Post submitted by Suzanne Ruff, a Patient Co-Investigator on our study.
Over 70 years ago, my mother stood next to her mother on her deathbed. My mother was a teenager at the time. My grandmother’s kidneys had failed and there was nothing the doctors could do for her. There was no dialysis, no transplants, no magic pill to save my grandmother.
Over 50 years ago, my mother stood next to her sister on her deathbed. Her kidneys had failed, too. Dialysis was new and exciting, but there were not enough dialysis machines for everyone who needed one. My aunt gave up her place on the waiting list for a dialysis machine so someone else with a family could live. My aunt was a Roman Catholic nun and felt God wanted her to do that. She died at age 45.
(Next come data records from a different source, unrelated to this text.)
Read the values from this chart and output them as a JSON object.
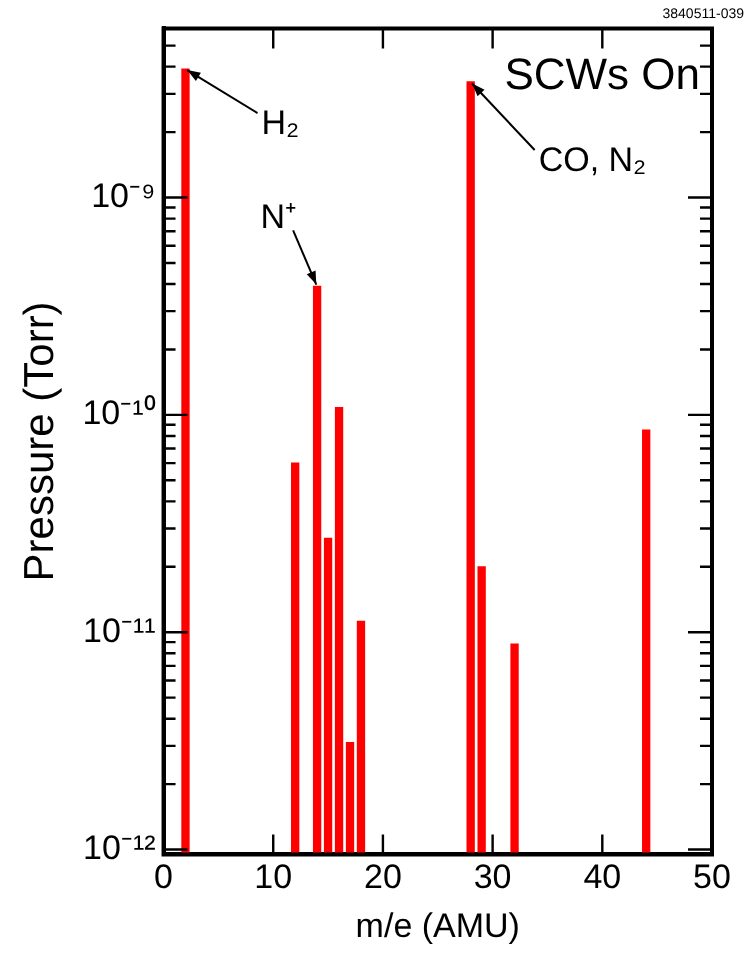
{
  "chart_data": {
    "type": "bar",
    "xlabel": "m/e (AMU)",
    "ylabel": "Pressure (Torr)",
    "x": [
      2,
      12,
      14,
      15,
      16,
      17,
      18,
      28,
      29,
      32,
      44
    ],
    "values": [
      3.9e-09,
      6e-11,
      3.9e-10,
      2.7e-11,
      1.08e-10,
      3.1e-12,
      1.12e-11,
      3.4e-09,
      2e-11,
      8.8e-12,
      8.5e-11
    ],
    "color": "#ff0000",
    "log": "y",
    "grid": false,
    "legend": false,
    "xlim": [
      0,
      50
    ],
    "xticks": [
      0,
      10,
      20,
      30,
      40,
      50
    ],
    "ylim": [
      9.5e-13,
      6e-09
    ],
    "yticks": [
      {
        "value": 1e-12,
        "label": "10⁻¹²"
      },
      {
        "value": 2e-12,
        "label": null
      },
      {
        "value": 3e-12,
        "label": null
      },
      {
        "value": 4e-12,
        "label": null
      },
      {
        "value": 5e-12,
        "label": null
      },
      {
        "value": 6e-12,
        "label": null
      },
      {
        "value": 7e-12,
        "label": null
      },
      {
        "value": 8e-12,
        "label": null
      },
      {
        "value": 9e-12,
        "label": null
      },
      {
        "value": 1e-11,
        "label": "10⁻¹¹"
      },
      {
        "value": 2e-11,
        "label": null
      },
      {
        "value": 3e-11,
        "label": null
      },
      {
        "value": 4e-11,
        "label": null
      },
      {
        "value": 5e-11,
        "label": null
      },
      {
        "value": 6e-11,
        "label": null
      },
      {
        "value": 7e-11,
        "label": null
      },
      {
        "value": 8e-11,
        "label": null
      },
      {
        "value": 9e-11,
        "label": null
      },
      {
        "value": 1e-10,
        "label": "10⁻¹⁰"
      },
      {
        "value": 2e-10,
        "label": null
      },
      {
        "value": 3e-10,
        "label": null
      },
      {
        "value": 4e-10,
        "label": null
      },
      {
        "value": 5e-10,
        "label": null
      },
      {
        "value": 6e-10,
        "label": null
      },
      {
        "value": 7e-10,
        "label": null
      },
      {
        "value": 8e-10,
        "label": null
      },
      {
        "value": 9e-10,
        "label": null
      },
      {
        "value": 1e-09,
        "label": "10⁻⁹"
      },
      {
        "value": 2e-09,
        "label": null
      },
      {
        "value": 3e-09,
        "label": null
      },
      {
        "value": 4e-09,
        "label": null
      },
      {
        "value": 5e-09,
        "label": null
      }
    ],
    "annotations": [
      {
        "text": "H₂",
        "x": 2,
        "y": 3.9e-09
      },
      {
        "text": "N⁺",
        "x": 14,
        "y": 3.9e-10
      },
      {
        "text": "CO, N₂",
        "x": 28,
        "y": 3.4e-09
      },
      "SCWs On",
      "3840511-039"
    ]
  }
}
Two years later, my mom’s two brothers had kidneys that were failing. That’s when the family learned a genetic disease called polycystic kidney disease (PKD) caused all the heartache.
My mother and father decided to find out (with the antiquated genetic testing of 50 years ago) whether mom and their three children had the disease. The results almost destroyed my father. Three out of four of us tested had inherited polycystic kidney disease. A disease without a cure. Dad stumbled into the gloom of depression. Alcohol was his solace.
When Mom’s kidneys began to fail and she started dialysis, she often said how blessed and lucky she was because Medicare covered her dialysis. Dad was still a problem, though, and mom gave him an ultimatum: I need you.
Do you know what Dad did? He stepped up, sobered up, and stood up to kidney disease with the kind of courage Dad said was given ‘by the grace of God’.
He dedicated his life to being Mom’s caregiver and he did it with amazing grace. His compassion was genuine as he learned to cook and make the house sparkle. He tirelessly worked to educate himself about kidney disease, find a cure and fundraise. He wrote letters to Congress, knew his legislatures, and went to Capitol Hill. His claim to fame is that he made a telephone call that resulted in the first federal funding for research on polycystic kidney disease. Explaining why he stepped up, “It’s better than having a pity-party if you get involved.”
Two months ago, I stood next to my Dad on his deathbed. Despite my tears, at 95 years of age, it was his time. I am blessed ‘by the grace of God’ to have had such a wonderful man for my father.